Edward Snowden - the man who leaked classified information from the National Security Agency (NSA) in 2013 and who is hailed by some as a whistleblower and condemned by others as a traitor - has co-created a conceptual iPhone case intended to prevent governments and various other parties from spying on smartphone users.

Smartphones, are of course, easily trackable - a "perfect tracking device" in Snowden's words - and both governments and criminals can obtain all sorts of information about users (including the users' locations) by monitoring signals emitted by phones. Such surveillance can jeopardize the safety and effectiveness of both activists and journalists; at least one journalist, Marie Colvin, is believed to have been killed in Syria after signals from her phone were used to establish her location as a target.

Of course, modern smartphones have "Airplane" modes that theoretically shut off transmissions. But such modes don't really terminate all communications - GPS often remains on, and some other communications may also still occur. I have, for example, received text messages while sitting on the New York City subway with my phone in Airplane mode; someone looking to see where I was could send a series of texts and look for a beeping phone. Malware on a phone could also theoretically allow the phone to display that it is in Airplane mode when it is not.
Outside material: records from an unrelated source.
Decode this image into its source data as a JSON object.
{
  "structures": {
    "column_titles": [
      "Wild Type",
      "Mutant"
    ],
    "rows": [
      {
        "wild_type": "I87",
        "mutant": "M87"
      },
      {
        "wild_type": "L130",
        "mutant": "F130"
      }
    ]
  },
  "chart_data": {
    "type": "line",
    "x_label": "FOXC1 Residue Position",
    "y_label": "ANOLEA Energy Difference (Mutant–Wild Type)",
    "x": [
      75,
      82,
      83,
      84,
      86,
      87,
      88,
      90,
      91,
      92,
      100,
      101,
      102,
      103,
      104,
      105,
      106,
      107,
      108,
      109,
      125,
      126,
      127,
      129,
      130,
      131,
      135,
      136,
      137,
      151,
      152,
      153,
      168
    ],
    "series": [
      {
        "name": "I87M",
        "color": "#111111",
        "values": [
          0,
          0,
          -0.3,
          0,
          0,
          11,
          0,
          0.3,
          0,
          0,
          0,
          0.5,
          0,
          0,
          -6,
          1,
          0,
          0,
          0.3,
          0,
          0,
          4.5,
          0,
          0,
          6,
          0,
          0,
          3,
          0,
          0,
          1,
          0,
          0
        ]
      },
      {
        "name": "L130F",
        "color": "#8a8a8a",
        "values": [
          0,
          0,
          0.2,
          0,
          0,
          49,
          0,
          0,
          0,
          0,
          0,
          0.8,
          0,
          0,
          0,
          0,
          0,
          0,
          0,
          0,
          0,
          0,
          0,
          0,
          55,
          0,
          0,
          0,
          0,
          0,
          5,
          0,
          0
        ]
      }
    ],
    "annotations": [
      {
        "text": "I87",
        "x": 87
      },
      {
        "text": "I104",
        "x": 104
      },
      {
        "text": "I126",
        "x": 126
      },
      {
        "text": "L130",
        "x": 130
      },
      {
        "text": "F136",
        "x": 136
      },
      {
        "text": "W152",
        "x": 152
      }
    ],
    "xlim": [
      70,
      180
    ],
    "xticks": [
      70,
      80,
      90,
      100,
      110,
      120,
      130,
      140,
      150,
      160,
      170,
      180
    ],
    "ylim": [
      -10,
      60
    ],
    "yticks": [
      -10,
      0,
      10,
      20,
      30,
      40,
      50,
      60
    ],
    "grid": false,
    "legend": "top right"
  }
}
Snowden and hardware hacker, Andrew Huang, co-authored a paper presenting a possible solution to this problem: they proposed a smartphone case that is connected to the phone and alerts the user when the phone is making transmissions. The case - which they dubbed the "introspection engine" --  contains wires that feed into the phone via the SIM card slot and attach to various components inside the phone. The case utilizes its own computer and display; the display shows status information for phone communications (GPS, Bluetooth, WiFi, cellular service), and the case can set off an alarm if it detects an occurrence of unusual activity.

Snowden and Huang presented their paper this past Thursday at the MIT Media Lab; Snowden obviously did not attend in person; he video-conferenced in from Russia where he is currently living as a fugitive, wanted by law enforcement in the United States.
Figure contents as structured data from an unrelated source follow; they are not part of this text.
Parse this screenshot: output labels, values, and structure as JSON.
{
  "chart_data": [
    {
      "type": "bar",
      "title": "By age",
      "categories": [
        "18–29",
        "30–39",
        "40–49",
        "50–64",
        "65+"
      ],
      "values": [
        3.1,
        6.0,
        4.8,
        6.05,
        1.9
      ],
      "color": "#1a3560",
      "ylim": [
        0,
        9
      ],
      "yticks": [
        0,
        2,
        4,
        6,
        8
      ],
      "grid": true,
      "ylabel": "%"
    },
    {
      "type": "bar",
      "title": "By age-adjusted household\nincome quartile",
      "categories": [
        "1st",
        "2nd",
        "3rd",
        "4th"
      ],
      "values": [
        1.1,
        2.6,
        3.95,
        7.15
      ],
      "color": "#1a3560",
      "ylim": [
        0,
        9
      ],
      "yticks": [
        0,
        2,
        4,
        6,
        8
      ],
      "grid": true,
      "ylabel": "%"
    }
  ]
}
At this point, the "introspection engine" is just a concept - no prototype even exists yet - and, while the case may have value to a select small group of people, it is unlikely to become widespread.

For most people, turning off one's smartphone is sufficient to prevent it from making transmissions. Worried about malware that fakes a power-off? Place your device in a Faraday type case that blocks transmissions; various models of such cases are sold online and there is a new high-end model with all sorts of other security features being shown at the  HOPE Conference currently underway in New York. Of course, such cases are not 100% perfect - but, for, most people, they suffice - and, even in the case of journalists in rogue nations such cases might already offer sufficient protection.
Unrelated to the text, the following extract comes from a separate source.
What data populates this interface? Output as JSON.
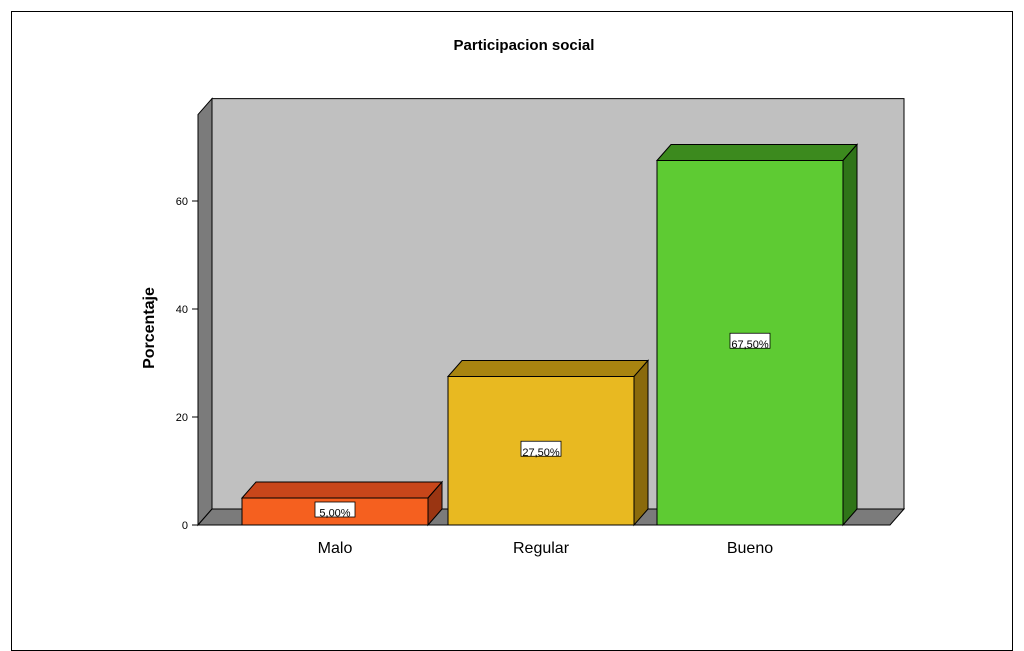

Unlike Faraday cases, the proposed Snowden case doesn't block signals - it just warns when a signal is being sent and, if an optional kill switch is added, kills the transmission - so, in highly sensitive situations, it might still pay to use the Faraday case around the phone even if the device sports an "introspection engine" type case.

Also, note that if someone wants to use the phone feature at times, but wants to ensure that the phone isn't making unauthorized transmissions, the case itself isn't going to do much, as it cannot detect if extra information is going out via the cellular connection when that connection is in use. What it might catch are packets being sent at irregular times or if cellular data is sent when that feature is showing on the phone as being disabled, and the user intends to use only WiFi.

Another approach might be far simpler than the "introspection engine" - if you are going into a place where you need to worry about transmissions, use an old non-connected organizer and camera, and use a non-smart-phone phone with a removable battery - and keep it is a Faraday Box even when it is off.

I am also not sure how much protection the Snowden case actually provides against government spying. Governments have the ability to track users through the wireless providers in their respective regions - they don't need to hack cellphones and program the devices to make unauthorized transmissions in order to track people's locations.

The "introspection engine" is certainly interesting - although I suspect that if it had been invented by someone less famous, not many people would have even taken notice. And, as it is just a theoretical object at this point, nobody can say for certain if it would even work as intended. As Snowden hopes to work on developing a prototype, time will tell.